What you missed this summer | Education | Halifax, Nova Scotia | THE COAST

What you missed this summer

In May you took off for a summer elsewhere. Now you’re back in town. How did we do without you? Here’s the lowdown.

DARRELL DEXTER

On June 9 the NDP won its first majority in Nova Scotia ever and RodMac was sent packing. While we've considered this to be good news, a Deloitte consultants' report is suggesting that the province will be in the hole to the tune of $1.3 billion in three years. What to do, what to do? That loud, cracking sound you'll hear in the coming weeks will be from election promises breaking, relating to a balanced budget and taxes untouched.

SEWAGE

Remember in January when the multi-million dollar sewage plant failed? We waited into the summer to better understand what happened. Oh, it wasn't that the city didn't know, they just wouldn't tell us. A forensic audit was performed---to the tune of hundreds of thousands of dollars---and its results not released to the public. This forced The Coast's news editor and now resident expert on shitstorms, Tim Bousquet, to look into the matter. In an August cover story he explained how bad planning and multiple design failures led to the current situation.
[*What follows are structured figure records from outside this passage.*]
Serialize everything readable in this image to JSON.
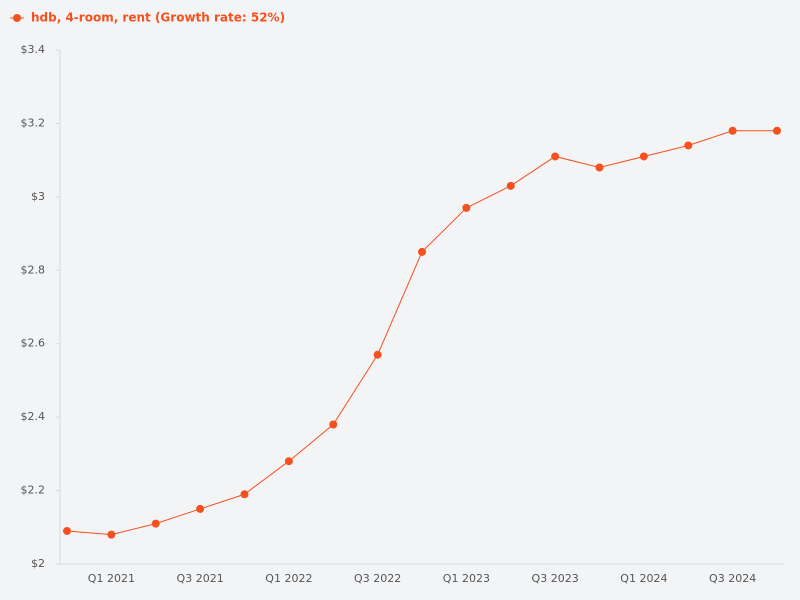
{
  "chart_data": {
    "type": "line",
    "categories": [
      null,
      "Q1 2021",
      null,
      "Q3 2021",
      null,
      "Q1 2022",
      null,
      "Q3 2022",
      null,
      "Q1 2023",
      null,
      "Q3 2023",
      null,
      "Q1 2024",
      null,
      "Q3 2024",
      null
    ],
    "series": [
      {
        "name": "hdb, 4-room, rent (Growth rate: 52%)",
        "color": "#f4511e",
        "values": [
          2.09,
          2.08,
          2.11,
          2.15,
          2.19,
          2.28,
          2.38,
          2.57,
          2.85,
          2.97,
          3.03,
          3.11,
          3.08,
          3.11,
          3.14,
          3.18,
          3.18
        ]
      }
    ],
    "ylim": [
      2,
      3.4
    ],
    "yticks": [
      {
        "value": 2,
        "label": "$2"
      },
      {
        "value": 2.2,
        "label": "$2.2"
      },
      {
        "value": 2.4,
        "label": "$2.4"
      },
      {
        "value": 2.6,
        "label": "$2.6"
      },
      {
        "value": 2.8,
        "label": "$2.8"
      },
      {
        "value": 3,
        "label": "$3"
      },
      {
        "value": 3.2,
        "label": "$3.2"
      },
      {
        "value": 3.4,
        "label": "$3.4"
      }
    ]
  }
}
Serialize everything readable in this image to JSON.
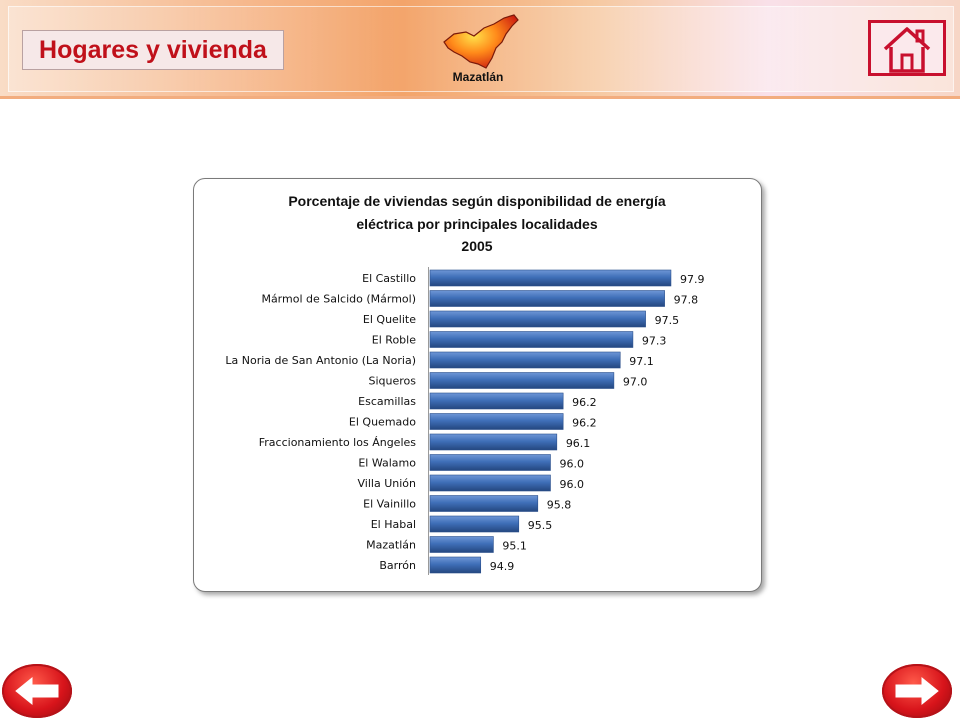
{
  "header": {
    "section_title": "Hogares y vivienda",
    "region_name": "Mazatlán",
    "home_icon": "home-icon"
  },
  "navigation": {
    "prev_icon": "arrow-left-icon",
    "next_icon": "arrow-right-icon"
  },
  "colors": {
    "bar": "#3f6fb8",
    "title_red": "#c0101a",
    "nav_red": "#d8141b"
  },
  "chart_data": {
    "type": "bar",
    "orientation": "horizontal",
    "title": [
      "Porcentaje de viviendas según disponibilidad de energía",
      "eléctrica por principales localidades",
      "2005"
    ],
    "xlabel": "",
    "ylabel": "",
    "grid": false,
    "legend": "none",
    "xlim": [
      94.1,
      98.5
    ],
    "categories": [
      "El Castillo",
      "Mármol de Salcido (Mármol)",
      "El Quelite",
      "El Roble",
      "La Noria de San Antonio (La Noria)",
      "Siqueros",
      "Escamillas",
      "El Quemado",
      "Fraccionamiento los Ángeles",
      "El Walamo",
      "Villa Unión",
      "El Vainillo",
      "El Habal",
      "Mazatlán",
      "Barrón"
    ],
    "values": [
      97.9,
      97.8,
      97.5,
      97.3,
      97.1,
      97.0,
      96.2,
      96.2,
      96.1,
      96.0,
      96.0,
      95.8,
      95.5,
      95.1,
      94.9
    ],
    "value_labels": [
      "97.9",
      "97.8",
      "97.5",
      "97.3",
      "97.1",
      "97.0",
      "96.2",
      "96.2",
      "96.1",
      "96.0",
      "96.0",
      "95.8",
      "95.5",
      "95.1",
      "94.9"
    ]
  }
}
It remains to be seen if any kind of consensus can be reached on whether it could have been prevented. The mayor's office is suggesting we plug our noses and look forward to next year when the problem will be fixed. In the meantime, we wait for the lawsuits.

TALL SHIPS

Mid-July was the peak of event activity in Halifax. We had Paul McCartney and KISS on the Common---more about that in a bit---and sandwiched in-between was JazzFest and Pride and Tall Ships. This town was lousy with sailors, beatniks, horn-players, boomers and demons. Despite the obvious sewage problem---concentrating the untreated effluent to just a few output pipes, many of them in the downtown area---Tall Ships wasn't spoiled by the occasional stench. It was an impressive collection of ocean-going sailing ships of the past and present, the waterfront boardwalk spilling over with visitors vicariously dreaming of a life on the waves. And in case you missed it, the sails will be back again in 2010, which apparently will be an even larger regatta than this year.

RAIN

Average rainfall for June in Halifax: 107mm.

2009 rainfall for June in Halifax: 170mm.

The days were wet and close. In the last couple of weeks of the month, the sun was a rumour. Then it became a myth. July was a little better, not much. In August we had a heat wave, about 10 days of wonderful, sunny, hot weather. Then the underperforming Hurricane Bill showed up---or Wet Willy as we like to call him; the lesser-ballyhooed Post-Tropical Storm Danny was actually much more of a nuisance the following week---and it's been distinctly fall-like ever since.

CONCERTS

Joel Plaskett and Wintersleep played, and then Paul McCartney performed 36 songs in a hell of a show. July 11 was beautiful with a cool evening, and while the Common event site was full of people, the non-ticket-holding community came out, lined the streets surrounding and draped Citadel Hill to enjoy the crystal-clear sound. When McCartney pulled from deep in his songbook, it was hard not to swoon a little to hear "Eleanor Rigby," "Yesterday," "Live and Let Die" and "Helter Skelter" played by the man who wrote those classics (or co-wrote them, as the case may be). People who were there won't soon forget it. There was a lot of concern for the state of the Common, but even after KISS rocked Halifax on a much rainier day the following Saturday, lessons of the past seem to have been learned as the damage to the land was nowhere near as bad as for, say, Keith Urban. There was also Virgin Fest on Citadel Hill, which went half-price 48 hours before showtime---slow ticket sales, we presume---and then free when headliner The Tragically Hip had to cancel due to a family emergency. The muddy venue did not deter fans of Dinosaur Jr, Metric or The Offspring from showing up. Halifax also saw US rock supergroup Chickenfoot, the Summer Rush show at Alderney Landing (a source on the inside told The Coast that Akon smelled really good) and in August, Modest Mouse played a very sticky show at the Forum during that heatwave. August also saw AC/DC perform in front of those about to rock in Moncton. We know people who went and they, indeed, did rock.

MOVIES YOU DIDN'T MISS

If you weren't in Halifax this summer, you may have seen these movies where you were: Cheri, Stephen Frears' and Christopher Hampton's period drama starring Michelle Pfeiffer; Tetro, Francis Ford Coppola's return to directing; Japanese thriller Blood: The Last Vampire and Steven Soderbergh's The Girlfriend Experience. And the summer movies we wish we'd missed? How about The Proposal, Whatever Works and Wolverine?

SIDNEY CROSBY

Everyone saw how the Pittsburgh Penguins came from behind in the 2009 Stanley Cup finals to take down the reigning Detroit Red Wings, who'd disappointed the Pens the year before. On Friday, August 7, Cole Harbour's favourite son brought the cup home---on his birthday, no less---flown in on a Sea King and paraded all the way to Cole Harbour Place to the cheers of an estimated 80,000 people. For many, it was the best day of the year, let alone the summer.